Genç Tulpar Hareketi


Скачать книгу

Bunun sonucunda Kazakça okuyan bir çocuk üniversite kazanamaz hale geldi, kazansa da okuyabilmesi zorlaştı. İnsanlar, bu güçlük karşısında çocuklarını Rus okuluna göndermeye mecbur kaldılar. Kazaklar, öz ana dillerinden kaçar hale geldiler. İnsan hangi milletin dilinde konuşursa, hangi dilin kültürünü benimseyip, örf-âdetini devam ettirirse, o millete benzer. Nitekim Çarlık Rusyası döneminde, 1897 genel nüfus sayımında, kim hangi dilde konuşuyorsa o dilin ait olduğu millete dâhil edilmişti. Böylece ülke, yeniden elemin koyu kara bulutlarına bürünmeye başladı.

      “Kruşçev Ilımlılığı”, beklenen neticeyi vermeyince sistemce dışlanan vatandaşlar, kendi imkân ve güçlerine, siyasi bilinç düzeylerine göre sosyalist sistemle mücadelelerini arttırdılar. Düşüncelerini açıkça dile getirmeye, bildiriler dağıtıp sosyalist sistemin eksikliklerini ortaya dökmeye başladılar.

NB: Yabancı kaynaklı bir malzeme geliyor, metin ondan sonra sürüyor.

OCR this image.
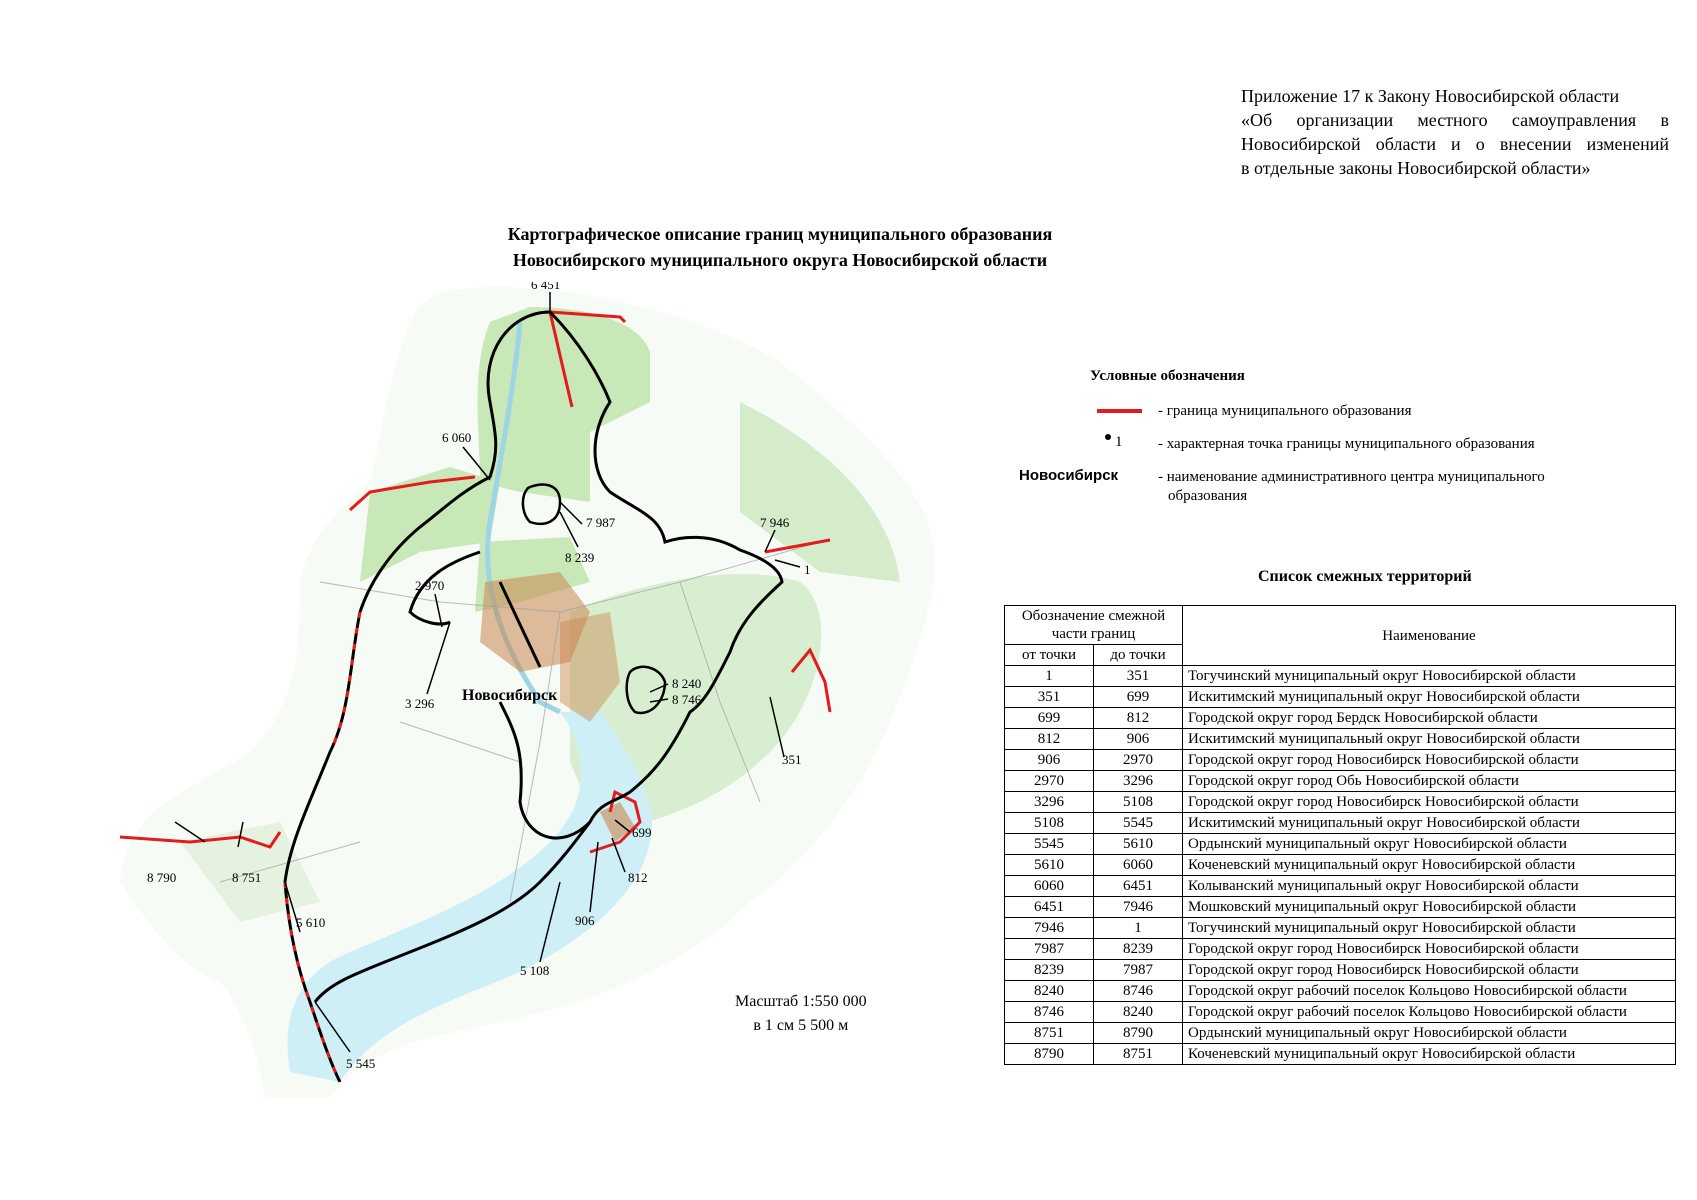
Приложение 17 к Закону Новосибирской области
«Об организации местного самоуправления в
Новосибирской области и о внесении изменений
в отдельные законы Новосибирской области»
Картографическое описание границ муниципального образования
Новосибирского муниципального округа Новосибирской области
6 451
6 060
7 987
8 239
7 946
1
2 970
3 296
8 240
8 746
351
699
812
906
5 108
5 545
5 610
8 790	8 751
Новосибирск
Условные обозначения
- граница муниципального образования
1 - характерная точка границы муниципального образования
Новосибирск	- наименование административного центра муниципального
образования
Список смежных территорий
Обозначение смежной части границ		Наименование
от точки	до точки	
1	351	Тогучинский муниципальный округ Новосибирской области
351	699	Искитимский муниципальный округ Новосибирской области
699	812	Городской округ город Бердск Новосибирской области
812	906	Искитимский муниципальный округ Новосибирской области
906	2970	Городской округ город Новосибирск Новосибирской области
2970	3296	Городской округ город Обь Новосибирской области
3296	5108	Городской округ город Новосибирск Новосибирской области
5108	5545	Искитимский муниципальный округ Новосибирской области
5545	5610	Ордынский муниципальный округ Новосибирской области
5610	6060	Коченевский муниципальный округ Новосибирской области
6060	6451	Колыванский муниципальный округ Новосибирской области
6451	7946	Мошковский муниципальный округ Новосибирской области
7946	1	Тогучинский муниципальный округ Новосибирской области
7987	8239	Городской округ город Новосибирск Новосибирской области
8239	7987	Городской округ город Новосибирск Новосибирской области
8240	8746	Городской округ рабочий поселок Кольцово Новосибирской области
8746	8240	Городской округ рабочий поселок Кольцово Новосибирской области
8751	8790	Ордынский муниципальный округ Новосибирской области
8790	8751	Коченевский муниципальный округ Новосибирской области
Масштаб 1:550 000
в 1 см 5 500 м
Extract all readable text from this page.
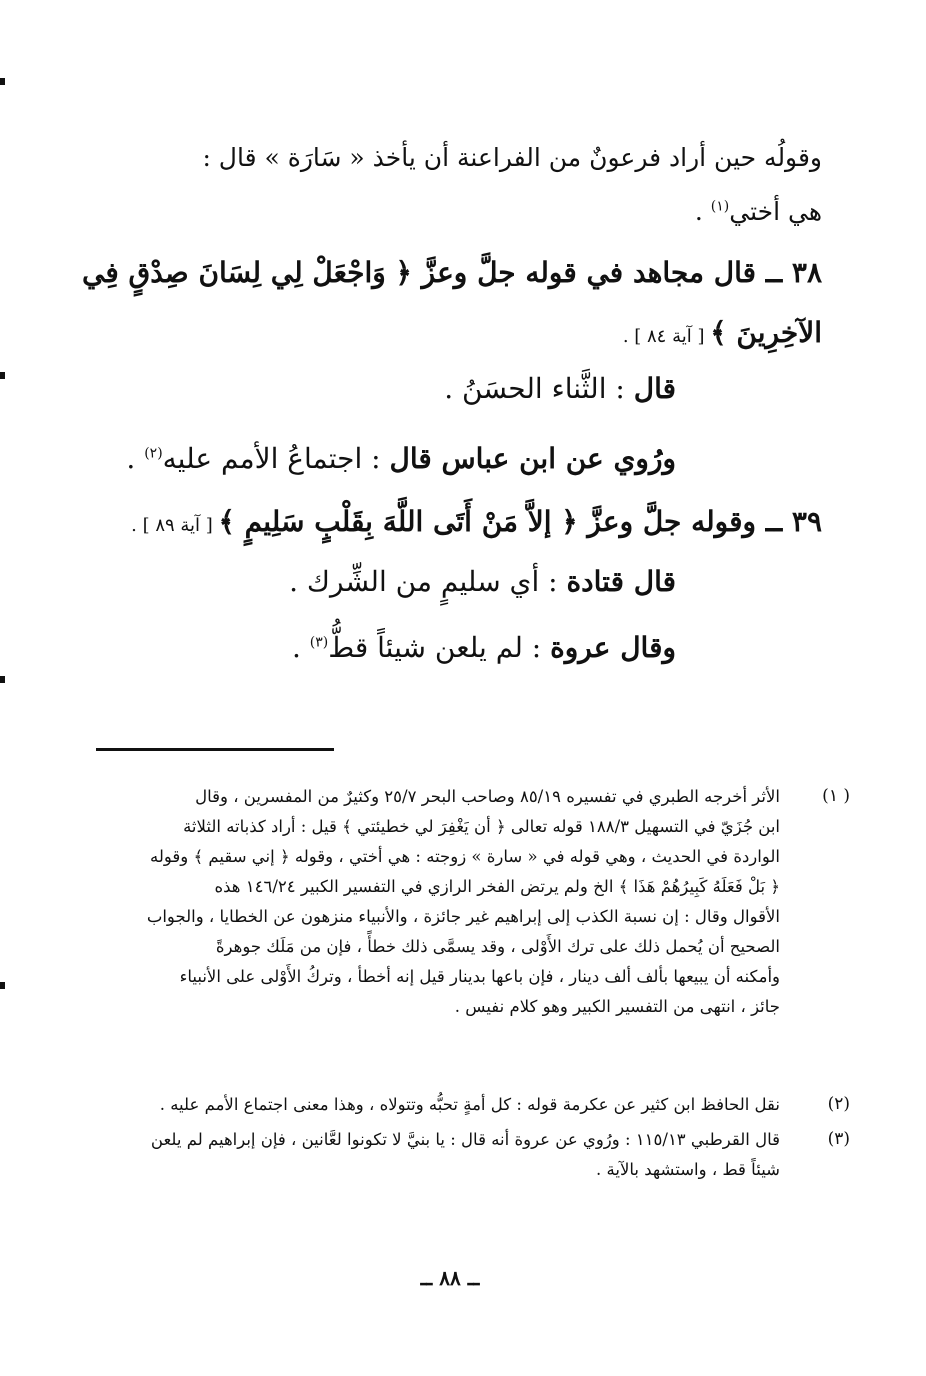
وقولُه حين أراد فرعونٌ من الفراعنة أن يأخذ « سَارَة » قال :
هي أختي$^{(١)}$ .
٣٨ ــ قال مجاهد في قوله جلَّ وعزَّ ﴿ وَاجْعَلْ لِي لِسَانَ صِدْقٍ فِي
الآخِرِينَ ﴾ [ آية ٨٤ ] .
قال : الثَّناء الحسَنُ .
ورُوي عن ابن عباس قال : اجتماعُ الأمم عليه$^{(٢)}$ .
٣٩ ــ وقوله جلَّ وعزَّ ﴿ إلاَّ مَنْ أَتَى اللَّهَ بِقَلْبٍ سَلِيمٍ ﴾ [ آية ٨٩ ] .
قال قتادة : أي سليمٍ من الشِّرك .
وقال عروة : لم يلعن شيئاً قطُّ$^{(٣)}$ .
( ١)
الأثر أخرجه الطبري في تفسيره ٨٥/١٩ وصاحب البحر ٢٥/٧ وكثيرٌ من المفسرين ، وقال
ابن جُزَيّ في التسهيل ١٨٨/٣ قوله تعالى ﴿ أن يَغْفِرَ لي خطيئتي ﴾ قيل : أراد كذباته الثلاثة
الواردة في الحديث ، وهي قوله في « سارة » زوجته : هي أختي ، وقوله ﴿ إني سقيم ﴾ وقوله
﴿ بَلْ فَعَلَهُ كَبِيرُهُمْ هَذَا ﴾ الخ ولم يرتض الفخر الرازي في التفسير الكبير ١٤٦/٢٤ هذه
الأقوال وقال : إن نسبة الكذب إلى إبراهيم غير جائزة ، والأنبياء منزهون عن الخطايا ، والجواب
الصحيح أن يُحمل ذلك على ترك الأَوْلى ، وقد يسمَّى ذلك خطأً ، فإن من مَلَك جوهرةً
وأمكنه أن يبيعها بألف ألف دينار ، فإن باعها بدينار قيل إنه أخطأ ، وتركُ الأَوْلى على الأنبياء
جائز ، انتهى من التفسير الكبير وهو كلام نفيس .
(٢)
نقل الحافظ ابن كثير عن عكرمة قوله : كل أمةٍ تحبُّه وتتولاه ، وهذا معنى اجتماع الأمم عليه .
(٣)
قال القرطبي ١١٥/١٣ : ورُوي عن عروة أنه قال : يا بنيَّ لا تكونوا لعَّانين ، فإن إبراهيم لم يلعن
شيئاً قط ، واستشهد بالآية .
ــ ٨٨ ــ
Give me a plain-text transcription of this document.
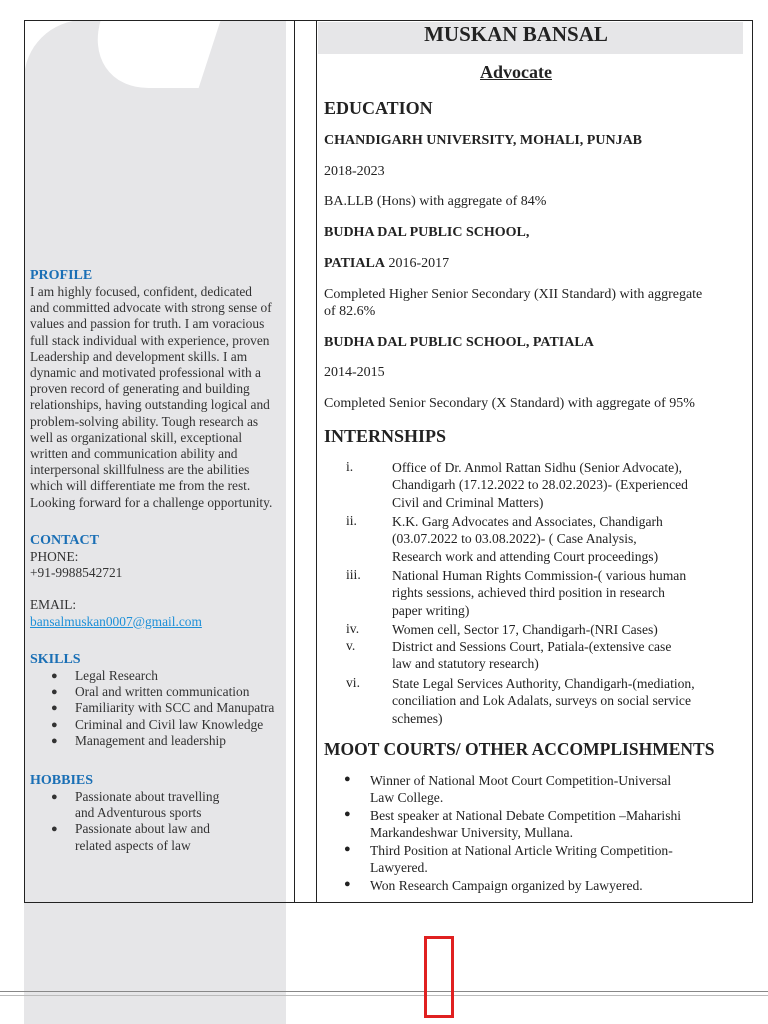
PROFILE
I am highly focused, confident, dedicated
and committed advocate with strong sense of
values and passion for truth. I am voracious
full stack individual with experience, proven
Leadership and development skills. I am
dynamic and motivated professional with a
proven record of generating and building
relationships, having outstanding logical and
problem-solving ability. Tough research as
well as organizational skill, exceptional
written and communication ability and
interpersonal skillfulness are the abilities
which will differentiate me from the rest.
Looking forward for a challenge opportunity.
CONTACT
PHONE:
+91-9988542721
EMAIL:
bansalmuskan0007@gmail.com
SKILLS
● Legal Research
● Oral and written communication
● Familiarity with SCC and Manupatra
● Criminal and Civil law Knowledge
● Management and leadership
HOBBIES
● Passionate about travelling
and Adventurous sports
● Passionate about law and
related aspects of law
MUSKAN BANSAL
Advocate
EDUCATION
CHANDIGARH UNIVERSITY, MOHALI, PUNJAB
2018-2023
BA.LLB (Hons) with aggregate of 84%
BUDHA DAL PUBLIC SCHOOL,
PATIALA 2016-2017
Completed Higher Senior Secondary (XII Standard) with aggregate
of 82.6%
BUDHA DAL PUBLIC SCHOOL, PATIALA
2014-2015
Completed Senior Secondary (X Standard) with aggregate of 95%
INTERNSHIPS
i.	Office of Dr. Anmol Rattan Sidhu (Senior Advocate),
Chandigarh (17.12.2022 to 28.02.2023)- (Experienced
Civil and Criminal Matters)
ii.	K.K. Garg Advocates and Associates, Chandigarh
(03.07.2022 to 03.08.2022)- ( Case Analysis,
Research work and attending Court proceedings)
iii. National Human Rights Commission-( various human
rights sessions, achieved third position in research
paper writing)
iv. Women cell, Sector 17, Chandigarh-(NRI Cases)
v.	District and Sessions Court, Patiala-(extensive case
law and statutory research)
vi. State Legal Services Authority, Chandigarh-(mediation,
conciliation and Lok Adalats, surveys on social service
schemes)
MOOT COURTS/ OTHER ACCOMPLISHMENTS
● Winner of National Moot Court Competition-Universal
Law College.
● Best speaker at National Debate Competition –Maharishi
Markandeshwar University, Mullana.
● Third Position at National Article Writing Competition-
Lawyered.
● Won Research Campaign organized by Lawyered.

Başka cumhuriyetlerde olduğu gibi Kazakistan’da da, başka çıkar yol bulamayıp çaresiz kalan insanlar, milli çıkarlarını korumak amacıyla Sovyet iktidarına karşı mücadele için harekete geçmeye başladılar. 1962 yılında Kostanay’ın Rudnıy kenti sakini Mahmet Kulmağambetov, siyasi düşüncelerinden dolayı, Ceza Kanunu’nun 58. maddesine göre 10 yıla mahkûm edildi. Kulmağambetov, Alaş aydınlarının ardından, yeni nesil arasında, milliyetçi olduğu gerekçesiyle tutuklanan ilk Kazak vatandaşı oldu ve adı, Helsinki’deki siyasi mahkûmlar listesine alındı.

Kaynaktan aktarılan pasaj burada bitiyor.